The 10-acre Miley tract was acquired in 1973 for approximately $22,000. Title was vested equally in the husband and his brother. However, in response to interrogatories the husband acknowledged that he considered himself and his wife to be joint owners of a one-half interest in this parcel. He reaffirmed this in his testimony at a pretrial deposition. The evidence at trial showed that the payments for the one-half interest in this tract came from an account containing joint funds which included the wife's earnings from the sale of berries and Christmas trees. Finally, the evidence also revealed that the wife had signed the purchase money mortgage and that she assumed that she was a joint owner of the property. She made at least one payment on the mortgage from her own account after the parties separated. We think this evidence was sufficient to establish a special equity in favor of the wife in the Miley tract. Long v. Long, 304 So.2d 483 (Fla. 1st DCA 1974); Wollman v. Wollman, 235 So.2d 315 (Fla.3d DCA 1970).

As to the smaller tract of land the husband owned with his business associate, the evidence showed that the payments were made largely from the husband's business account. The trial court did not err in refusing to find a special equity in favor of the wife in this parcel.

The wife's age, limited education, work history, and need to be with her preteen daughters all combine to forebode rather dim employment prospects for her. She will have a car to drive and a place to live and raise her family, but her financial resources will be limited to the $120 per month she receives from the rental of the mobile home awarded her.[2] Had any of us been the trial judge we might well have awarded her rehabilitative alimony for a longer period of time, or even permanent alimony.

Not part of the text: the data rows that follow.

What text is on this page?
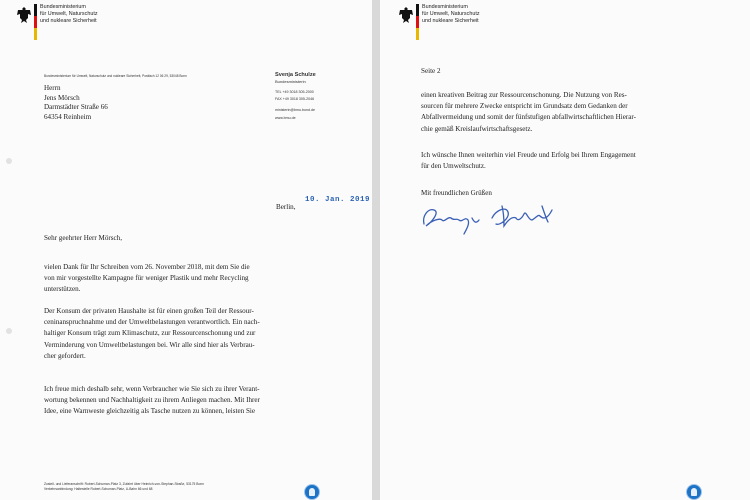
Bundesministerium
für Umwelt, Naturschutz
und nukleare Sicherheit
Bundesministerium für Umwelt, Naturschutz und nukleare Sicherheit, Postfach 12 06 29, 53048 Bonn
Herrn
Jens Mörsch
Darmstädter Straße 66
64354 Reinheim
Svenja Schulze
Bundesministerin
TEL +49 3018 305-2000
FAX +49 3018 305-2046
ministerin@bmu.bund.de
www.bmu.de
Berlin,
10. Jan. 2019
Sehr geehrter Herr Mörsch,
vielen Dank für Ihr Schreiben vom 26. November 2018, mit dem Sie die
von mir vorgestellte Kampagne für weniger Plastik und mehr Recycling
unterstützen.
Der Konsum der privaten Haushalte ist für einen großen Teil der Ressour-
ceninanspruchnahme und der Umweltbelastungen verantwortlich. Ein nach-
haltiger Konsum trägt zum Klimaschutz, zur Ressourcenschonung und zur
Verminderung von Umweltbelastungen bei. Wir alle sind hier als Verbrau-
cher gefordert.
Ich freue mich deshalb sehr, wenn Verbraucher wie Sie sich zu ihrer Verant-
wortung bekennen und Nachhaltigkeit zu ihrem Anliegen machen. Mit Ihrer
Idee, eine Warnweste gleichzeitig als Tasche nutzen zu können, leisten Sie
Zustell- und Lieferanschrift: Robert-Schuman-Platz 3, Zufahrt über Heinrich-von-Stephan-Straße, 53175 Bonn
Verkehrsanbindung: Haltestelle Robert-Schuman-Platz, U-Bahn 66 und 68
Bundesministerium
für Umwelt, Naturschutz
und nukleare Sicherheit
Seite 2
einen kreativen Beitrag zur Ressourcenschonung. Die Nutzung von Res-
sourcen für mehrere Zwecke entspricht im Grundsatz dem Gedanken der
Abfallvermeidung und somit der fünfstufigen abfallwirtschaftlichen Hierar-
chie gemäß Kreislaufwirtschaftsgesetz.
Ich wünsche Ihnen weiterhin viel Freude und Erfolg bei Ihrem Engagement
für den Umweltschutz.
Mit freundlichen Grüßen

Likewise, we may have been inclined to require the husband to maintain the home place which the wife said was in need of repair. There was, however, conflicting evidence on this latter point. Be this as it may, we cannot say that the trial court erred in finding as it did in these respects as there was competent, substantial evidence to support its findings. In such instances it is our duty to affirm the trial court. Shaw v. Shaw, 334 So.2d 13 (Fla. 1976).

We find it impossible, however, to sustain the trial court's child support award of only $25 per week per child. In light of today's cost of living and the needs the wife will have to meet, this figure is totally unrealistic. The law gives the trial judge broad discretion in determining the amount of child support. Kahn v. Kahn, 78 So.2d 367 (Fla. 1955). Nevertheless, an appellate court is justified in ordering an increase in support where, as here, it finds a clear abuse of discretion. McArthur v. McArthur, 95 So.2d 521 (Fla. 1957); Schultz v. Schultz, 290 So.2d 146 (Fla.2d DCA 1974). We think that $50 per week per child is the minimum realistic amount the trial court should have awarded as child support.

Accordingly, the trial court is directed to amend its final judgment to award the wife a special equity of one-half of the husband's interest in the Miley tract, and to require the husband to make child support payments of not less than $50 per week per child. In all other respects the judgment is affirmed.

Affirmed in part, reversed in part, and remanded for further proceedings.

BOARDMAN, Acting C.J., and OTT, J., concur.

NOTES

[1] The husband was ordered to discharge a lien against the automobile and the wife was required to assume the $95 monthly payment on the mobile home.

[2] We do note, however, that the mobile home is now rented to the wife's son by a former marriage, and that the husband testified the present rental return may be somewhat below market.